Dasha Fursey’s practice, comprising painting, video, performance and sculptural installations, repurposes cultish Soviet imagery into a fairytale-like, almost psychedelic experience.
One of her painting series depicts female Soviet Young Pioneers in scenes that take them out of iconic propaganda posters into more ambiguous contexts. The young pioneer, an alter ego for the artist, is shown romantically embracing a smiling Che; about to take a bite out of a large hallucinogenic/poisonous toadstool bearing a photographic image tagged ‘1917’, suggestive of the Russian revolution; and also at night, out in the street, drinking tall cocktails and posing on all fours over city rooftops.

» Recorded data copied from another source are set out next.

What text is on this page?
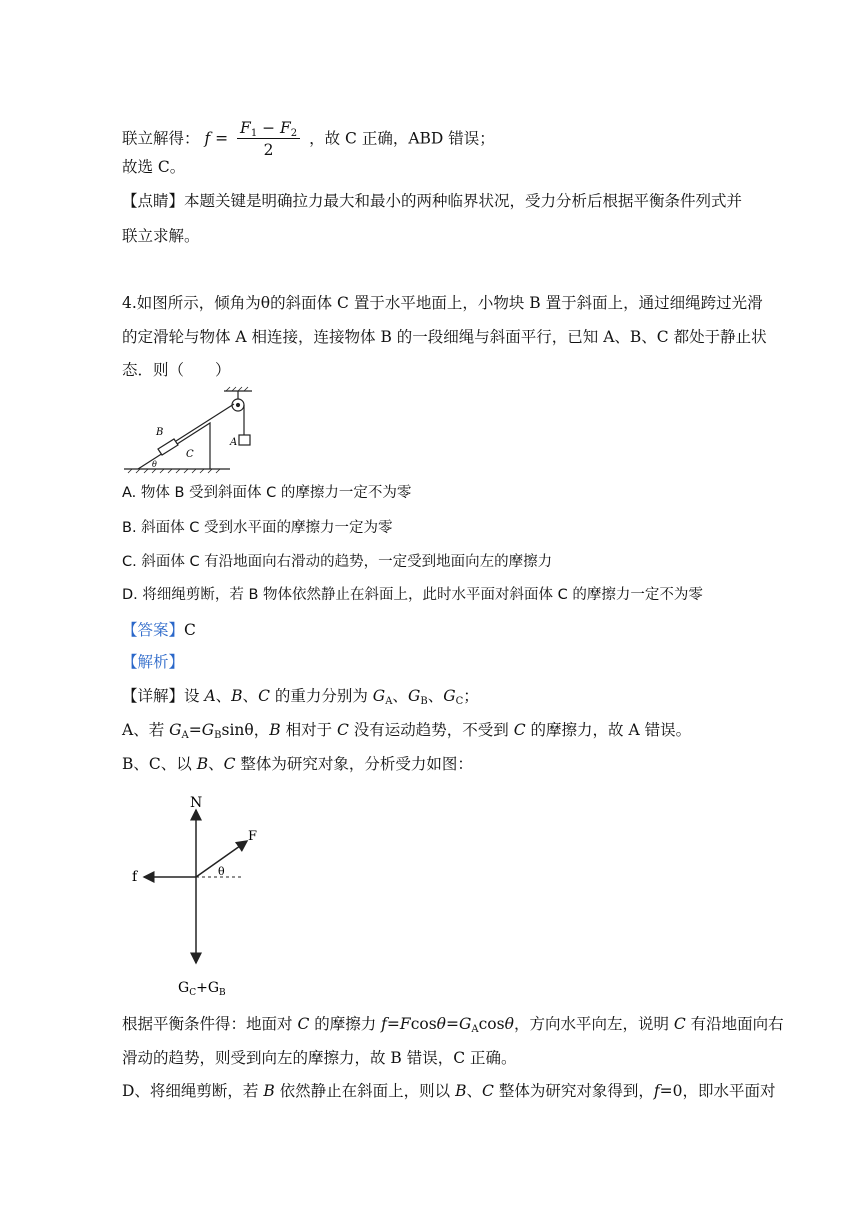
联立解得： $f = \frac{F_1 - F_2}{2}$ ，故 C 正确，ABD 错误；
故选 C。
【点睛】本题关键是明确拉力最大和最小的两种临界状况，受力分析后根据平衡条件列式并
联立求解。
4.如图所示，倾角为θ的斜面体 C 置于水平地面上，小物块 B 置于斜面上，通过细绳跨过光滑
的定滑轮与物体 A 相连接，连接物体 B 的一段细绳与斜面平行，已知 A、B、C 都处于静止状
态．则（　　）
B
C
A
θ
A. 物体 B 受到斜面体 C 的摩擦力一定不为零
B. 斜面体 C 受到水平面的摩擦力一定为零
C. 斜面体 C 有沿地面向右滑动的趋势，一定受到地面向左的摩擦力
D. 将细绳剪断，若 B 物体依然静止在斜面上，此时水平面对斜面体 C 的摩擦力一定不为零
【答案】C
【解析】
【详解】设 A、B、C 的重力分别为 $G_A$、$G_B$、$G_C$；
A、若 $G_A=G_B\sin\theta$，B 相对于 C 没有运动趋势，不受到 C 的摩擦力，故 A 错误。
B、C、以 B、C 整体为研究对象，分析受力如图：
N
F
θ
f
$G_C+G_B$
根据平衡条件得：地面对 C 的摩擦力 $f=Fcos\theta=G_A\cos\theta$，方向水平向左，说明 C 有沿地面向右
滑动的趋势，则受到向左的摩擦力，故 B 错误，C 正确。
D、将细绳剪断，若 B 依然静止在斜面上，则以 B、C 整体为研究对象得到，f=0，即水平面对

‘In the mind of the young, maturing girl,’ Fursey explains, ‘images of the Soviet cult blend with an unconscious desire for love, unformed erotic fantasies’. Sincere utopianism and naiveté mix with an unabashed sexuality and an ironicised redefinition of feminine roles. The mushrooms unavoidably bring Alice’s Adventures in Wonderland to mind; and throughout, initiation rites are symbolized through the Pioneers’ red scarf tying ceremony.
Boundary Post Of A Cat Bajun (2012), a human-sized tower of glass jars containing stained-glass coloured preserves of mushrooms (again), fruit, vegetables and berries, seems precarious and uncanny, almost teetering on the brink of collapse. The preserves themselves look grubby and desperate, several steps down from Observer Food Monthly ‘rustic’. One might say they’re about shortage, fear of starvation, rather than indulgence, but there’s also something laboratorial about their orderliness. This is no longer just food; what this fermenting, organic totem holds could be lethal, a transformative potion, or a Russian landscape preserved forever in formaldehyde.